Solo facendo attenzione a chi ascoltiamo, a cosa ascoltiamo, a come ascoltiamo, possiamo crescere nell’arte di comunicare, il cui centro non è una teoria o una tecnica, ma la “capacità del cuore che rende possibile la prossimità” (Esort. ap. Evangelii gaudium, 171). Troppo spesso non riusciamo ad ascoltare l’altro per una sordità interiore, che non riguarda solo l’udito, ma coinvolge tutta la persona. Il re Salomone, pur giovanissimo, si dimostrò saggio perché domandò al Signore di concedergli “un cuore che ascolta” (1 Re 3,9), e Sant’Agostino invitava ad ascoltare con il cuore (corde audire), ad accogliere le parole non esteriormente nelle orecchie, ma spiritualmente nei cuori: “Non abbiate il cuore nelle orecchie, ma le orecchie nel cuore”. E San Francesco d’Assisi esortava i propri fratelli a “inclinare l’orecchio del cuore”. Innanzitutto è importante l’ascolto di sé e il desiderio di ognuno di essere in relazione con gli altri e con l’Altro. L’ascolto aiuta la buona comunicazione, attenzione però che non sia ‘origliare’, tentazione sempre presente, acuita dai social media e attenzione anche a non ”parlarsi addosso” alla ricerca del consenso e con battute a effetto.

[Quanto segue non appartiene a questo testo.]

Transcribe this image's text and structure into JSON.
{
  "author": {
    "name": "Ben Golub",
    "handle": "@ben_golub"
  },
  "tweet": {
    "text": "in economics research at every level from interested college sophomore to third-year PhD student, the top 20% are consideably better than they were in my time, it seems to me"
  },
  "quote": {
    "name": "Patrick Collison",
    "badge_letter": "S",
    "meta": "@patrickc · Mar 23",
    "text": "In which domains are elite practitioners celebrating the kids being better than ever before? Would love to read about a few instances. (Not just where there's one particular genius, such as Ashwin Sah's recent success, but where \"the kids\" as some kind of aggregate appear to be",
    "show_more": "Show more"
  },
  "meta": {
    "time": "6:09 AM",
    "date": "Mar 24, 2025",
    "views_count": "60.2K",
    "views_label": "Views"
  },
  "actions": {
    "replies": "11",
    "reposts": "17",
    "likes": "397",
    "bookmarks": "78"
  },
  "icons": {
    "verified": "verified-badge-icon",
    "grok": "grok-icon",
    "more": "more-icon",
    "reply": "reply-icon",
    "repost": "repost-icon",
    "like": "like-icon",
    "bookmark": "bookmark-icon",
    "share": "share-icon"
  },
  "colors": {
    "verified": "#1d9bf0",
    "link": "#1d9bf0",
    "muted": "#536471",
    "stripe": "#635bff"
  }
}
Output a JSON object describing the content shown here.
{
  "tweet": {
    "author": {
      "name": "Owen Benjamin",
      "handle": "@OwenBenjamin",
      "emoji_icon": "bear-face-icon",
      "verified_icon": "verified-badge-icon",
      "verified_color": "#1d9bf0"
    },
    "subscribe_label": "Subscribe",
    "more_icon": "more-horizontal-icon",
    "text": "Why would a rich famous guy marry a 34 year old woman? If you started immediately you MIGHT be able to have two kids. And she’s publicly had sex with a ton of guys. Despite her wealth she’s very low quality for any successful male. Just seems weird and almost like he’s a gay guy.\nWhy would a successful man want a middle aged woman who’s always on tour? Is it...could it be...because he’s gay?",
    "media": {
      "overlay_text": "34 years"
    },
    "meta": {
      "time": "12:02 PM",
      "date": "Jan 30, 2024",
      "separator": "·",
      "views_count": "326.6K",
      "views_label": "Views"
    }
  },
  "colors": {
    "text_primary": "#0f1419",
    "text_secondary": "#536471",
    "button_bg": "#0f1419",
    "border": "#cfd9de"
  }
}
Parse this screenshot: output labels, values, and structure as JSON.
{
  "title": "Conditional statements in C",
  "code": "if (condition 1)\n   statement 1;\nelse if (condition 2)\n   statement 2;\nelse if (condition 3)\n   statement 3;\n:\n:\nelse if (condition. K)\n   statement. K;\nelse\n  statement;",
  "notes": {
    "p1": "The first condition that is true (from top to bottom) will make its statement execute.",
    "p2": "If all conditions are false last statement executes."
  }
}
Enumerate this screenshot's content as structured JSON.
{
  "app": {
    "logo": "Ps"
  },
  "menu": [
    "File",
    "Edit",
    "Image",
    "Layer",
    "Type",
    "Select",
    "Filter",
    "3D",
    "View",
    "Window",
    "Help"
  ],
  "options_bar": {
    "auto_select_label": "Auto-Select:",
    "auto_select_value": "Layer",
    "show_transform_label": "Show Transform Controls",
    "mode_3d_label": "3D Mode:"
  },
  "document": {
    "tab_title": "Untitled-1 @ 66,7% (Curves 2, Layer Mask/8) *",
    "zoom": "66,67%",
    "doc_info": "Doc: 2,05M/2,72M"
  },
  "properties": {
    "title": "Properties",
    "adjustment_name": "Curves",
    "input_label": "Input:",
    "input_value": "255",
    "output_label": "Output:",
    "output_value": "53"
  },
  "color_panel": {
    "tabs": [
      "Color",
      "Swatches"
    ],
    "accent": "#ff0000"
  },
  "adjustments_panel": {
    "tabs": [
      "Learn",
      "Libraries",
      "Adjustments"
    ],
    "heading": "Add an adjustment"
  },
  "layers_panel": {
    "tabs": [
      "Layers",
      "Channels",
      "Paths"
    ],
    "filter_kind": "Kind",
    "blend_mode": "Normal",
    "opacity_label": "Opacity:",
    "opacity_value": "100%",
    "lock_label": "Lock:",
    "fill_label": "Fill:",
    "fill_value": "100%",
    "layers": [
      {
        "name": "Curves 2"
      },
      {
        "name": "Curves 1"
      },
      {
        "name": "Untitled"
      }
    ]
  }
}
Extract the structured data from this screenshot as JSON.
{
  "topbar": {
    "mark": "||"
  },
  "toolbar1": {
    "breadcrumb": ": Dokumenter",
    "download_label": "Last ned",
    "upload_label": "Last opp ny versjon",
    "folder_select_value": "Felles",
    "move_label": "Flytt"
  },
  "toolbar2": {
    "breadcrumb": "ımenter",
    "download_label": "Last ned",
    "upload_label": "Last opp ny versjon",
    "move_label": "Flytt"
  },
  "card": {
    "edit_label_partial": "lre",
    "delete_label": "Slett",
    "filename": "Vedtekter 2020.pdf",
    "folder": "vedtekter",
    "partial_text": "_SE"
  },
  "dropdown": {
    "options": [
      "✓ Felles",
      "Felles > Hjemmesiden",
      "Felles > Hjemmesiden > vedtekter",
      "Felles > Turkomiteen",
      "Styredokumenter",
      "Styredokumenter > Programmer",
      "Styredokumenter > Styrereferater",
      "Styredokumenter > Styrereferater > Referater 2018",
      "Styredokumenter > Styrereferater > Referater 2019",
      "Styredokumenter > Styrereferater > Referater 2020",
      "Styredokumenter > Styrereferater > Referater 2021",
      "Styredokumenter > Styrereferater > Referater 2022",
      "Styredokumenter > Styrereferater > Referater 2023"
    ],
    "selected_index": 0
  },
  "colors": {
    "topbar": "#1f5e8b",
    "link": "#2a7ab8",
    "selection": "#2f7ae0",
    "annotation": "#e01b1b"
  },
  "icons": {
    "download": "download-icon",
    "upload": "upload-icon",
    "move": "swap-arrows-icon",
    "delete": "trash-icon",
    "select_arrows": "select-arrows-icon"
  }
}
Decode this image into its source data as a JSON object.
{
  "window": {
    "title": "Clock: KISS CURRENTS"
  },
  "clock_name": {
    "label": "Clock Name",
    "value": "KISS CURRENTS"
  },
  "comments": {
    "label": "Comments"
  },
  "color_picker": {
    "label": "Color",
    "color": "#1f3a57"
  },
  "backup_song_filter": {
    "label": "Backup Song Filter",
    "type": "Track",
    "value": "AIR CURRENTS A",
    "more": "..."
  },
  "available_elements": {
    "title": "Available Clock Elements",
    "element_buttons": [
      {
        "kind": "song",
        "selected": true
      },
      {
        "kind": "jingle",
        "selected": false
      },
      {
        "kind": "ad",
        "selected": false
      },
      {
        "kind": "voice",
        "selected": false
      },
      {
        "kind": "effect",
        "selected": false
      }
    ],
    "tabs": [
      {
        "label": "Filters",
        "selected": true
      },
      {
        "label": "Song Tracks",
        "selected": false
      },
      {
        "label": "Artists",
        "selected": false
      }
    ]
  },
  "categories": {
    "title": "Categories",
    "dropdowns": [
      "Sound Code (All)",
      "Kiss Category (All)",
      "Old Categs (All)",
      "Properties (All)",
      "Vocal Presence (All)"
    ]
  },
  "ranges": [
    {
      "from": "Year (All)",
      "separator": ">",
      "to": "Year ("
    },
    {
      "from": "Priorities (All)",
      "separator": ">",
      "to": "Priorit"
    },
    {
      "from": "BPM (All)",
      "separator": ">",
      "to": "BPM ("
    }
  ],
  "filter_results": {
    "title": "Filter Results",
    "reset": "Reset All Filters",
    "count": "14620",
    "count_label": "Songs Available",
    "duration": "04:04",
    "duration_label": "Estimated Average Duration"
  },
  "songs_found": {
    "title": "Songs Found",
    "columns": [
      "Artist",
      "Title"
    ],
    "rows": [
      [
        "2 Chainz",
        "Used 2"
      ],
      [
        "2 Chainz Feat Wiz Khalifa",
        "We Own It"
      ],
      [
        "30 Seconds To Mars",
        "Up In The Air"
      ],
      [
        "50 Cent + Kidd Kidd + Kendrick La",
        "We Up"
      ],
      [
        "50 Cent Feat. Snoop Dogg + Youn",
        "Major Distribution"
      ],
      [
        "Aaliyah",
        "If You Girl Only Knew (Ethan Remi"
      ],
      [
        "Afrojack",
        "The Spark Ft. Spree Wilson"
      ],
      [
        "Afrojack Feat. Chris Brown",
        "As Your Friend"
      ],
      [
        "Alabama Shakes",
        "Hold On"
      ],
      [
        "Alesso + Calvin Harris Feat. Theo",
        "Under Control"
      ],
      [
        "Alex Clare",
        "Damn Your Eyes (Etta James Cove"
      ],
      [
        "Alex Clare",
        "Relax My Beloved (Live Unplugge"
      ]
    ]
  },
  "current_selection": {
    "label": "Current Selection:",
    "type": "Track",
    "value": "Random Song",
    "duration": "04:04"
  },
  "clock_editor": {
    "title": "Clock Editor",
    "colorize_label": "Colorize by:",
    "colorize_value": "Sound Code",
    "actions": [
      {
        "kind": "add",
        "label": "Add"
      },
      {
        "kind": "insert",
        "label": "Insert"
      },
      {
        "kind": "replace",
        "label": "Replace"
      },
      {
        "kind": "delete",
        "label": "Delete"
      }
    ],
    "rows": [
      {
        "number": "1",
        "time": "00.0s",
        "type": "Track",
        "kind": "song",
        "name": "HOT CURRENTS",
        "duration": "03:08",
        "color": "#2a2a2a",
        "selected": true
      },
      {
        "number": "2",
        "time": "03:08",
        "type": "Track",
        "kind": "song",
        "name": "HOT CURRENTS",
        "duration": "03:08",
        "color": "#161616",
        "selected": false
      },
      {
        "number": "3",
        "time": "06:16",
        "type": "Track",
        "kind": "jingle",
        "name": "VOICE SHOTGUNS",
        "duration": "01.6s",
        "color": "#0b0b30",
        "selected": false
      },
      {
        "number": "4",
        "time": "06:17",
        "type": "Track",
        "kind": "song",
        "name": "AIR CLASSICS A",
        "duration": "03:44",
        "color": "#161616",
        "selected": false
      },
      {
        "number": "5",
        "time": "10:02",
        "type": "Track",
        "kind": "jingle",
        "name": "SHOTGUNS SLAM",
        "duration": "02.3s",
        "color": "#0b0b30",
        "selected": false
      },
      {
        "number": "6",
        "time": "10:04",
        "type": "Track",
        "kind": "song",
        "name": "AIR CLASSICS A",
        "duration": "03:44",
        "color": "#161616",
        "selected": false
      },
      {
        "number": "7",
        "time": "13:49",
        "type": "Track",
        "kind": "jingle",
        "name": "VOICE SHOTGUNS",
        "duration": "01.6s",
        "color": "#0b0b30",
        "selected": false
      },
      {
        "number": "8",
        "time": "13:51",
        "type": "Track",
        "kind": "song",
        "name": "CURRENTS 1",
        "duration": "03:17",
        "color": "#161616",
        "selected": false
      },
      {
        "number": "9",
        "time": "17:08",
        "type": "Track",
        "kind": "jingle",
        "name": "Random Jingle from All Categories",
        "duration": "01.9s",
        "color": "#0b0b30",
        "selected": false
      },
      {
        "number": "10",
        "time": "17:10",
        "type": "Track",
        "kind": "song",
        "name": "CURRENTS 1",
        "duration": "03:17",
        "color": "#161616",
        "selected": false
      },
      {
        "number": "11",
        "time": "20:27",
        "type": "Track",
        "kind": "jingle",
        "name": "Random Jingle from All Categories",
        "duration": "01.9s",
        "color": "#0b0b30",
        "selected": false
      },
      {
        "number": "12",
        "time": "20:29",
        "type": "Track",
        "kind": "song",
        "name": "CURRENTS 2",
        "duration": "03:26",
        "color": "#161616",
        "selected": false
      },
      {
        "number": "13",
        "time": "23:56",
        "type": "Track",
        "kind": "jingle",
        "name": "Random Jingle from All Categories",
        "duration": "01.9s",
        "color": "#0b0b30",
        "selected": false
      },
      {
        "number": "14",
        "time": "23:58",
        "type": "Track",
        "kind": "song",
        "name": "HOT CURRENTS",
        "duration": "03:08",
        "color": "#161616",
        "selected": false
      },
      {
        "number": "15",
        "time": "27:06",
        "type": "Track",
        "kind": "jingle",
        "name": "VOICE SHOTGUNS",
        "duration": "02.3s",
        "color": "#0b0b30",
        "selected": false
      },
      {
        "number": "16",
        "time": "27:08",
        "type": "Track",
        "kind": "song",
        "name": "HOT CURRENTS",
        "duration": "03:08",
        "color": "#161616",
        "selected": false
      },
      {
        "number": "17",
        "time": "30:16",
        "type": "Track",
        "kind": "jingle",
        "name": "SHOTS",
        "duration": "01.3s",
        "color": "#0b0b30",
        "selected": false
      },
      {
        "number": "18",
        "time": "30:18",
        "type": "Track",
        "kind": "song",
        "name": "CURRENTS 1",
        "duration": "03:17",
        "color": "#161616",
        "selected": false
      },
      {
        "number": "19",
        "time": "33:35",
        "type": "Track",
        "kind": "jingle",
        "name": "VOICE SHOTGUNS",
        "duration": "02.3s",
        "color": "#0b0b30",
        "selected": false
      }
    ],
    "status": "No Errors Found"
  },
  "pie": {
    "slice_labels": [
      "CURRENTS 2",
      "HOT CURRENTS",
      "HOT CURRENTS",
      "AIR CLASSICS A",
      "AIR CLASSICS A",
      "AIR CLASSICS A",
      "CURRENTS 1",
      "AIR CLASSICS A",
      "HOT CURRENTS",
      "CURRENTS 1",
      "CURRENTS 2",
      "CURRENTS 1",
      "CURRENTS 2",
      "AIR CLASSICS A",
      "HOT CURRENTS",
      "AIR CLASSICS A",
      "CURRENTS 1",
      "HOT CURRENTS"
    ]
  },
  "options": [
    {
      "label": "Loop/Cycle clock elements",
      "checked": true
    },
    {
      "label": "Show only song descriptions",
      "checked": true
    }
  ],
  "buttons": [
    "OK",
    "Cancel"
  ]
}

“È triste quando, anche nella Chiesa, si formano schieramenti ideologici, l’ascolto scompare e lascia il posto a sterili contrapposizioni. Più che ascoltare, vogliamo imporre il nostro punto di vista”. Francesco cita il filosofo Abraham Kaplan “ il dialogo è un duologo, un monologo a due voci. Nella vera comunicazione, invece, l’io e il tu sono entrambi “in uscita”, protesi l’uno verso l’altro”. Ascoltare più fonti, ascoltare più voci, ascoltarsi, anche nella Chiesa, ci permette di esercitare l’arte del discernimento, che appare sempre come la capacità di orientarsi in una sinfonia di voci. La capacità di ascoltare la società è quanto mai preziosa in questo tempo ferito dalla lunga pandemia. Tanta sfiducia accumulata in precedenza verso l’“informazione ufficiale” ha causato anche una “infodemia”, dentro la quale si fatica sempre più a rendere credibile e trasparente il mondo dell’informazione. “E in questo duro e lungo periodo di restrizioni, bisogna porgere ancora di più l’orecchio, ascoltando in profondità il disagio sociale, accresciuto dalle difficoltà economiche”.